We've all heard of Barbie, right?
I've been a fan of Barbie dolls my whole life. I had way too many to count, a couple of houses, cars, and the little airplane. Barbies were my favorite dolls to play with when I was little because, honestly, every other doll freaked me out.
How much do we know about Barbie dolls? Here's a mini history lesson:
- Barbie made her debut on March 9, 1959.
- She is named after the creator's daughter: Barbara.
- Barbie's real name is Barbara Millicent Roberts.
- This doll's image has been changed throughout the years.
- Here's a picture of the first Barbie ever:
Here's a picture of a recent Barbie doll:
Yeah, they've changed.
There has been a problem with Barbies for the last... I don't know how many years. First they were only Caucasian, then, the first "colored" Barbie came out in 1967. The word "colored" is in quotation marks because, according to many people, this doll didn't have African-American features. Now Barbie has different looking dolls, including the ones that are from different countries around the world.
There's another big problem, which is the one I want to address. According to many people, including body image expert Marci Warhaft-Nadler, “Barbie sends our girls one message, and it’s this: ‘You can do anything and you can be anything—as long as you look like this: very tall, very thin, very Caucasian, and very beautiful.'”
Do I agree with her? No.
Let's look at the typical Barbie doll next to the "normal" Barbie doll:
We can all see that the typical Barbie doll is very skinny, very tall, has a big head, etc. She is a doll. She looks like a typical doll.
And then, we see the "normal" Barbie and she looks like people do in real life. I think the one in the picture is suppose to look like an average 19-year old does.

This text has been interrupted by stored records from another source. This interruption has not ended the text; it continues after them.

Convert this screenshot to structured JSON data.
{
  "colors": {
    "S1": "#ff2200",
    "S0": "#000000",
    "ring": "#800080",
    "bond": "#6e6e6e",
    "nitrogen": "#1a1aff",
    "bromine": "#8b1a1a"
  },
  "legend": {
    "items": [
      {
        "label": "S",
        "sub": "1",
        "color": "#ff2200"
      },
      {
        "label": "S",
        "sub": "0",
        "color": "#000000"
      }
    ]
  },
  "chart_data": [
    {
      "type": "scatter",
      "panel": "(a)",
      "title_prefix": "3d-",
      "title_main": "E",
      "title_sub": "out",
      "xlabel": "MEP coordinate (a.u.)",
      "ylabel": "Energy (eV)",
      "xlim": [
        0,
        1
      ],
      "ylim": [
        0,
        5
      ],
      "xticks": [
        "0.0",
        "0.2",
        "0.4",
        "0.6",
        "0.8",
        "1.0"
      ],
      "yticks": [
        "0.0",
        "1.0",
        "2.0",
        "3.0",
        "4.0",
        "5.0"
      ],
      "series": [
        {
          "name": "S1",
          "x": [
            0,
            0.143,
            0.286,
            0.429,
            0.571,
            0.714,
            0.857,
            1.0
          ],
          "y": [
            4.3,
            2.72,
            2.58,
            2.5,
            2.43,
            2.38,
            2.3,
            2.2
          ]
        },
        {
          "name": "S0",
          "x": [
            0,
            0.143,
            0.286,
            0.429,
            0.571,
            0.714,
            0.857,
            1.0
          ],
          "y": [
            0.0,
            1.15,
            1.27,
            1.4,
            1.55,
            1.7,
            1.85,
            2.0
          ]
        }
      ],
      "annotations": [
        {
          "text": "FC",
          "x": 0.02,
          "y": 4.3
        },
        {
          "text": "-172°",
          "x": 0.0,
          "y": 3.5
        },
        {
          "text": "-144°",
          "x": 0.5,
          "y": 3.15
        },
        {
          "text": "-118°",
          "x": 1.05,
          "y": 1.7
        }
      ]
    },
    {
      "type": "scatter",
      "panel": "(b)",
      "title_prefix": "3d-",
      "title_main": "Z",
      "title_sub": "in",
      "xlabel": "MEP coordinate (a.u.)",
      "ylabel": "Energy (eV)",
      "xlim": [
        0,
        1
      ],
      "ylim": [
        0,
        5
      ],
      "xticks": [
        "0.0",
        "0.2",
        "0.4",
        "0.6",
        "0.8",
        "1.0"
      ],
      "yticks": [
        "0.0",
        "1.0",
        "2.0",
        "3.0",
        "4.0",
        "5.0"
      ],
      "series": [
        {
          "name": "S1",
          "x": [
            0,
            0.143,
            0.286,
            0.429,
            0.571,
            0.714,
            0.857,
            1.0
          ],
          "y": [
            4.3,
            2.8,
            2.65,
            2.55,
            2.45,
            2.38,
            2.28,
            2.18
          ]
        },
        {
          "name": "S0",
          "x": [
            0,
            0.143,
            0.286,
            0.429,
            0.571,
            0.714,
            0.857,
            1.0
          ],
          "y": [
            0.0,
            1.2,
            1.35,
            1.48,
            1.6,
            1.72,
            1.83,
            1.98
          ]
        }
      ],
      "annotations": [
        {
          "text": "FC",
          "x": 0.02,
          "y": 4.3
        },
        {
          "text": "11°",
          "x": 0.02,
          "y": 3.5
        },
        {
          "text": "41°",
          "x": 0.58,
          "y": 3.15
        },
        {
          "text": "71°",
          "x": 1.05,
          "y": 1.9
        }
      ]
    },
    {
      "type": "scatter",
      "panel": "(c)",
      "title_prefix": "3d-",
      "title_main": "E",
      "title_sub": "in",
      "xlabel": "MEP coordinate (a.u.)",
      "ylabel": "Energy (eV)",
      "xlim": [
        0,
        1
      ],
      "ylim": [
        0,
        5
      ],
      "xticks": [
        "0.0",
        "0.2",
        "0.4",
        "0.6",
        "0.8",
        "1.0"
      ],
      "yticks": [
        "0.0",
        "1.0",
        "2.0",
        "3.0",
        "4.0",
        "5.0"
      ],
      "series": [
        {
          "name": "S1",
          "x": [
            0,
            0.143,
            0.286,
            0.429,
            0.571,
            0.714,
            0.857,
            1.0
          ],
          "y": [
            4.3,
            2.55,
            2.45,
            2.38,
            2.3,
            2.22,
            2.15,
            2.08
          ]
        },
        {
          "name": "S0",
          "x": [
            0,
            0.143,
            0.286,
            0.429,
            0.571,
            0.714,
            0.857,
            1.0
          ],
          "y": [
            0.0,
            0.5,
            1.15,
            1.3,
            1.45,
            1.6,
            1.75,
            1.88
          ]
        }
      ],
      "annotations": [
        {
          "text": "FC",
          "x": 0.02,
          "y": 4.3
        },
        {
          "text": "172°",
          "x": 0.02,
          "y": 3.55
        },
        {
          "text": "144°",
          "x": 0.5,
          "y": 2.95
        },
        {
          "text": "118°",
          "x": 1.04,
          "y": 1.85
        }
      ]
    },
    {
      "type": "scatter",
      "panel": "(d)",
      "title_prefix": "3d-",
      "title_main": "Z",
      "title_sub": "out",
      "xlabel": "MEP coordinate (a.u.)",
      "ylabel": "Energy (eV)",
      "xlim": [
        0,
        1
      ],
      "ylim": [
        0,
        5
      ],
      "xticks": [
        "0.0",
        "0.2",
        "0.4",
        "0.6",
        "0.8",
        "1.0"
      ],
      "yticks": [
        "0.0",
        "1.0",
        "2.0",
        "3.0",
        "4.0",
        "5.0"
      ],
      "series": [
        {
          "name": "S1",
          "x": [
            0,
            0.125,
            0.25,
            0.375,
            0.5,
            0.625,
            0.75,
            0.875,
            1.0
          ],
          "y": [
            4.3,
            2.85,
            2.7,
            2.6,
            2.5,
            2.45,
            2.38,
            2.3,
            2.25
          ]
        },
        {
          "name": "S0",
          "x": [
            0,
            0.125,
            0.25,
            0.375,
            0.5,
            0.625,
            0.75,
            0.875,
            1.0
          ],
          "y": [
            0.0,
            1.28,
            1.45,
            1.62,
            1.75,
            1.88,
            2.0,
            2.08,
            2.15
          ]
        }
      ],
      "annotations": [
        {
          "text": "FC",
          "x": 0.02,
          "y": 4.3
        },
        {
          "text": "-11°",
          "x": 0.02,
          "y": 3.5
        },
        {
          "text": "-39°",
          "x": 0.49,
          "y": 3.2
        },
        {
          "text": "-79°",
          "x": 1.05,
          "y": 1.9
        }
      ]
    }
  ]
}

This is my problem with the "normal" Barbie and people that think that Barbies are not good dolls for children:
Barbie dolls have always looked unrealistic. We're not supposed to look like Barbie dolls. When I was little, I didn't think about the way I was supposed to look like when I grew up because I was too busy thinking if Barbie and Ken should get back together because Kelly, Barbie's little sister, was sad! I understand that the media today can suck because they set expectations for women and the world is different than it was in the late 1990s and early 2000s. But dear ladies of the world, we should not, I repeat, SHOULD NOT let the media, ESPECIALLY BARBIE DOLLS, get to us! We are stronger than that. We look however we want to look. Barbie's big thing was "be who you want to be", meaning you can have any job in the world. Equality in the work place! Yeah, feminism! Barbie was everything! She was a doctor, a teacher (I had this one!), a chef, and many other things. I believe that what Marci Warhaft-Nadler said in her book, is not 100% correct. Yes, you can be whoever you want to be, but you don't have to look like the tall, skinny, Caucasian doll. There are plenty of different looking Barbie dolls out in the world right now, so calm down, Marci.
Let's take a look at famous women with Barbie doll proportions to prove my point that NOBODY should think that they should look like Barbies.
I believe that if parents are scared that their children will want to look like Barbie dolls, let them know! Go ahead and tell them that Barbie is a doll and that we are humans and are not supposed to look like a doll. I also believe half of the kids playing with dolls don't think "hmm, I need or should look like my doll" because they're busy trying to make up a story with their toys. Trust me, I remember what it was like to play with Barbies. It was fun. Never in my life did I think that women are supposed to look like the "perfect Barbie doll".
Let's not take our anger out on Barbie.